Frankly, I’m hoping to wait until Obamacare has been done away with and then I’ll get a catastrophic care policy, which is currently illegal.
False premise.
No one believes that, and no one ever did.
I think they are universally available and based on “income” only.
When you say “zero income” if that means “zero income from employment,” O-Care actually does count investment income and retirement income, like a pension or 401k, as “income.”
But, if you are currently living off just personal savings (at a very low interest rate) or home equity, then your “income” is essentially zero, and, most likely you would qualify for substantial tax credits.
Did your state accept or reject the new ObamaCare version of Medicaid?
If your state accepted the “new” Medicaid, a single person (no dependents) is eligible for that if his income is below about $15,500.
Medicaid has no premiums and no out-of-pocket expenses at all.

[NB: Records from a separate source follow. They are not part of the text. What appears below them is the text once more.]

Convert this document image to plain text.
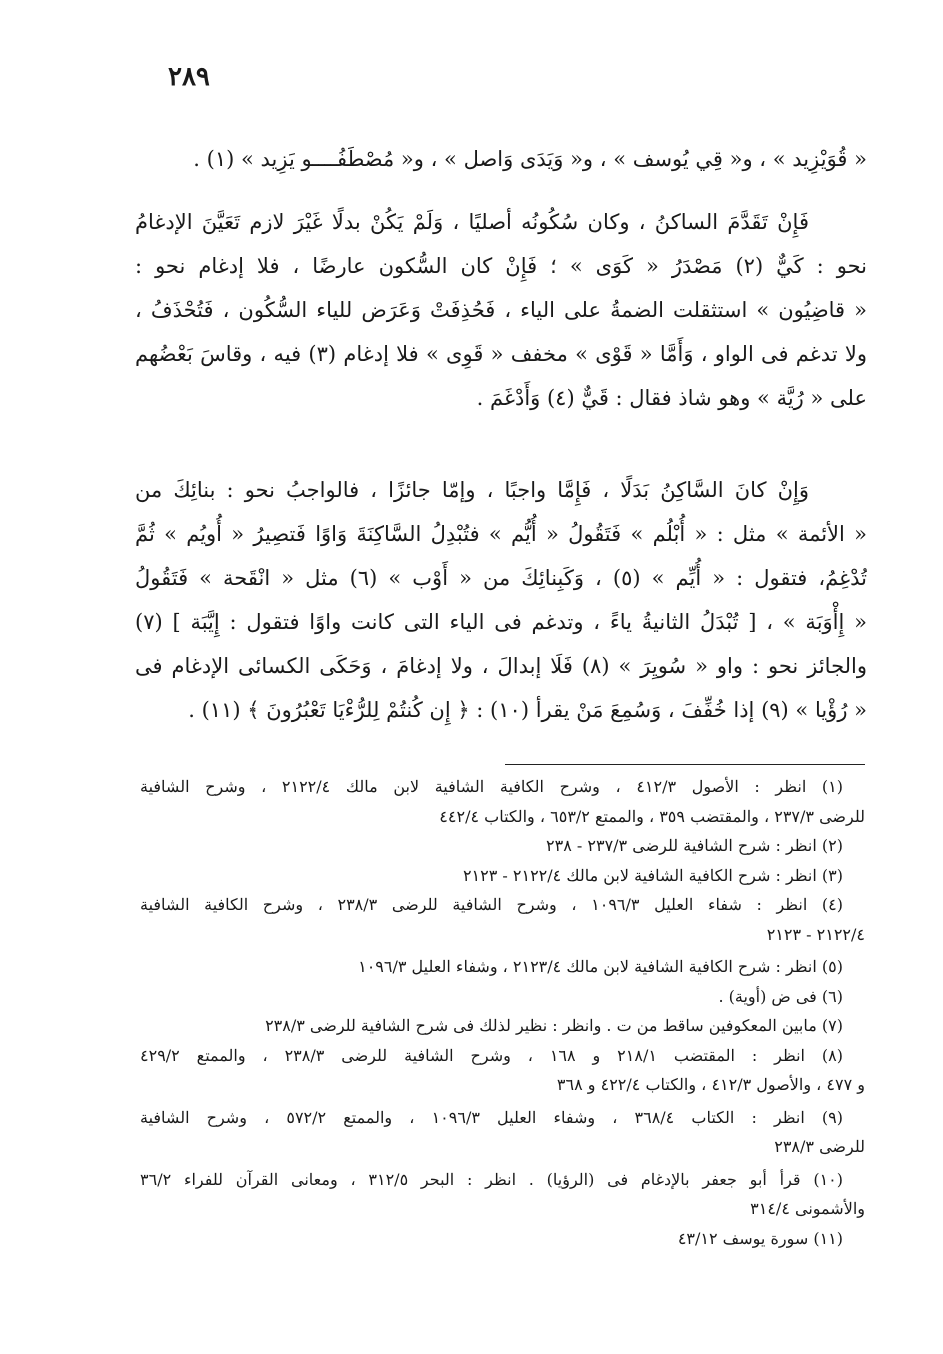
٢٨٩
« قُوَيْزِيد » ، و« قِي يُوسف » ، و« وَيَدَى وَاصل » ، و« مُصْطَفُــــو يَزِيد » (١) .
فَإِنْ تَقَدَّمَ الساكنُ ، وكان سُكُونُه أصليًا ، وَلَمْ يَكُنْ بدلًا غَيْرَ لازم تَعَيَّنَ الإدغامُ
نحو : كَيٌّ (٢) مَصْدَرُ « كَوَى » ؛ فَإِنْ كان السُّكون عارضًا ، فلا إدغام نحو :
« قاضِيُون » استثقلت الضمةُ على الياء ، فَحُذِفَتْ وَعَرَض للياء السُّكُون ، فَتُحْذَفُ ،
ولا تدغم فى الواو ، وَأَمَّا « قَوْى » مخفف « قَوِى » فلا إدغام (٣) فيه ، وقاسَ بَعْضُهم
على « رُيَّة » وهو شاذ فقال : قَيٌّ (٤) وَأَدْغَمَ .
وَإِنْ كانَ السَّاكِنُ بَدَلًا ، فَإِمَّا واجبًا ، وإمّا جائزًا ، فالواجبُ نحو : بنائِكَ من
« الأئمة » مثل : « أُبْلُم » فَتَقُولُ « أُيُّم » فتُبْدِلُ السَّاكِنَةَ وَاوًا فَتصِيرُ « أُويُم » ثُمَّ
تُدْغِمُ، فتقول : « أُيِّم » (٥) ، وَكَبِنائِكَ من « أَوْب » (٦) مثل « انْقَحة » فَتَقُولُ
« إِأْوَبَة » ، [ تُبْدَلُ الثانيةُ ياءً ، وتدغم فى الياء التى كانت واوًا فتقول : إِيَّبَة ] (٧)
والجائز نحو : واو « سُويِرَ » (٨) فَلَا إبدالَ ، ولا إدغامَ ، وَحَكَى الكسائى الإدغام فى
« رُؤْيا » (٩) إذا خُفِّفَ ، وَسُمِعَ مَنْ يقرأ (١٠) : ﴿ إِن كُنتُمْ لِلرُّءْيَا تَعْبُرُونَ ﴾ (١١) .
(١) انظر : الأصول ٤١٢/٣ ، وشرح الكافية الشافية لابن مالك ٢١٢٢/٤ ، وشرح الشافية
للرضى ٢٣٧/٣ ، والمقتضب ٣٥٩ ، والممتع ٦٥٣/٢ ، والكتاب ٤٤٢/٤
(٢) انظر : شرح الشافية للرضى ٢٣٧/٣ - ٢٣٨
(٣) انظر : شرح الكافية الشافية لابن مالك ٢١٢٢/٤ - ٢١٢٣
(٤) انظر : شفاء العليل ١٠٩٦/٣ ، وشرح الشافية للرضى ٢٣٨/٣ ، وشرح الكافية الشافية
٢١٢٢/٤ - ٢١٢٣
(٥) انظر : شرح الكافية الشافية لابن مالك ٢١٢٣/٤ ، وشفاء العليل ١٠٩٦/٣
(٦) فى ض (أوية) .
(٧) مابين المعكوفين ساقط من ت . وانظر : نظير لذلك فى شرح الشافية للرضى ٢٣٨/٣
(٨) انظر : المقتضب ٢١٨/١ و ١٦٨ ، وشرح الشافية للرضى ٢٣٨/٣ ، والممتع ٤٢٩/٢
و ٤٧٧ ، والأصول ٤١٢/٣ ، والكتاب ٤٢٢/٤ و ٣٦٨
(٩) انظر : الكتاب ٣٦٨/٤ ، وشفاء العليل ١٠٩٦/٣ ، والممتع ٥٧٢/٢ ، وشرح الشافية
للرضى ٢٣٨/٣
(١٠) قرأ أبو جعفر بالإدغام فى (الرؤيا) . انظر : البحر ٣١٢/٥ ، ومعانى القرآن للفراء ٣٦/٢
والأشمونى ٣١٤/٤
(١١) سورة يوسف ٤٣/١٢
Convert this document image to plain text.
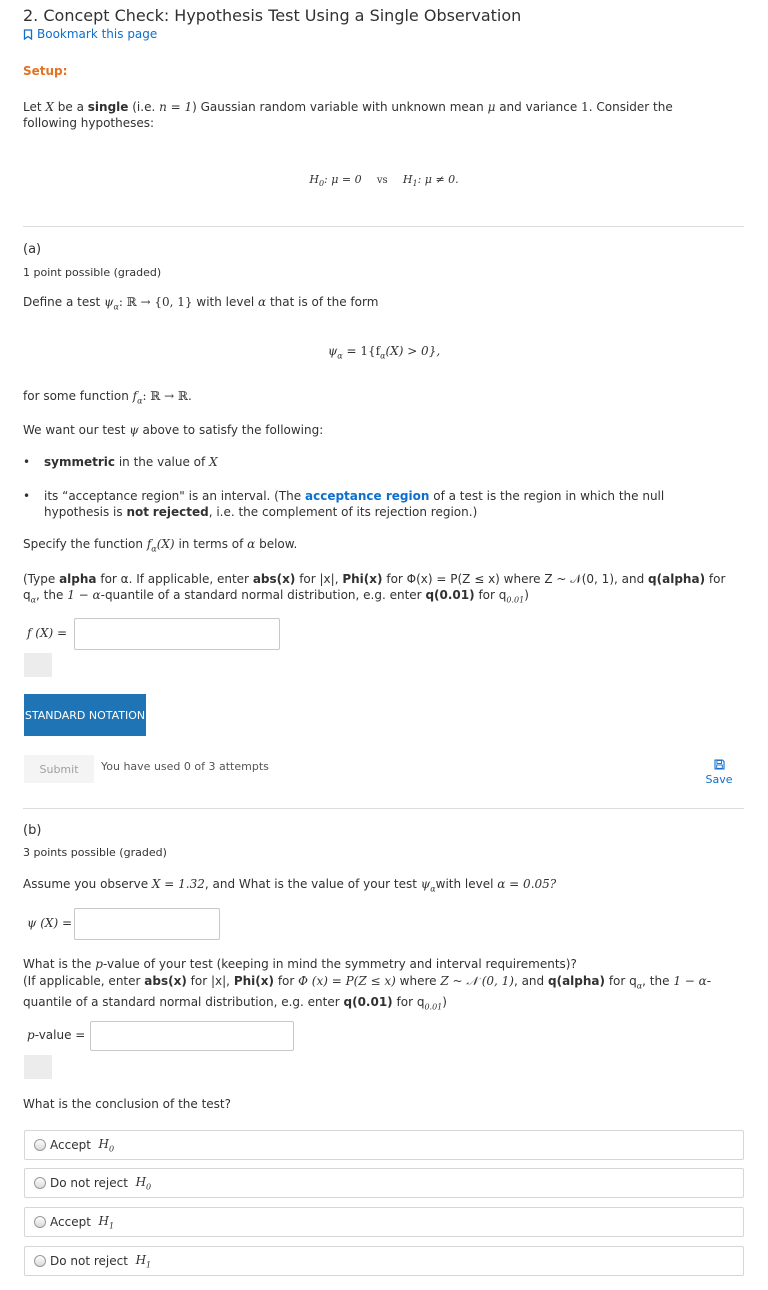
2. Concept Check: Hypothesis Test Using a Single Observation
Bookmark this page
Setup:
Let X be a single (i.e. n = 1) Gaussian random variable with unknown mean μ and variance 1. Consider the following hypotheses:
$H_0$: μ = 0 vs $H_1$: μ ≠ 0.
(a)
1 point possible (graded)
Define a test $\psi_\alpha$: ℝ → {0, 1} with level α that is of the form
$\psi_\alpha = 1\{f_\alpha(X) > 0\}$,
for some function $f_\alpha$: ℝ → ℝ.
We want our test ψ above to satisfy the following:
• symmetric in the value of X
• its “acceptance region" is an interval. (The acceptance region of a test is the region in which the null hypothesis is not rejected, i.e. the complement of its rejection region.)
Specify the function $f_\alpha(X)$ in terms of α below.
(Type alpha for α. If applicable, enter abs(x) for |x|, Phi(x) for Φ(x) = P(Z ≤ x) where Z ~ 𝒩(0, 1), and q(alpha) for $q_\alpha$, the 1 − α-quantile of a standard normal distribution, e.g. enter q(0.01) for $q_{0.01}$)
f (X) =
STANDARD NOTATION
Submit	You have used 0 of 3 attempts
Save
(b)
3 points possible (graded)
Assume you observe X = 1.32, and What is the value of your test $\psi_\alpha with$ level α = 0.05?
ψ (X) =
What is the p-value of your test (keeping in mind the symmetry and interval requirements)?
(If applicable, enter abs(x) for |x|, Phi(x) for Φ (x) = P(Z ≤ x) where Z ~ 𝒩 (0, 1), and q(alpha) for $q_\alpha$, the 1 − α-quantile of a standard normal distribution, e.g. enter q(0.01) for $q_{0.01}$)
p-value =
What is the conclusion of the test?
Accept
$H_0$
Do not reject
$H_0$
Accept
$H_1$
Do not reject
$H_1$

But, one important thing about Medicaid in some states - if you have assets like a home or investments you plan to bequeath to family or friends when you die, Medicaid might be able to make a claim against your estate for the insurance premiums and costs they paid on your behalf.
The current lawsuit before the Supremes is about the tax credits being, by law, only available to those states that created their own exchange. If the Supremes decided as the law was written, then any credits given will be owed back with interest.
As for Medicaid, you are correct, they will take it out of my assets. What I’ve discovered is they seem to be taking everything they can get, and appear to be evaluating the services at premium prices.
It is my hope that this law goes away and I can again buy catastrophic care insurance, which is all that I need.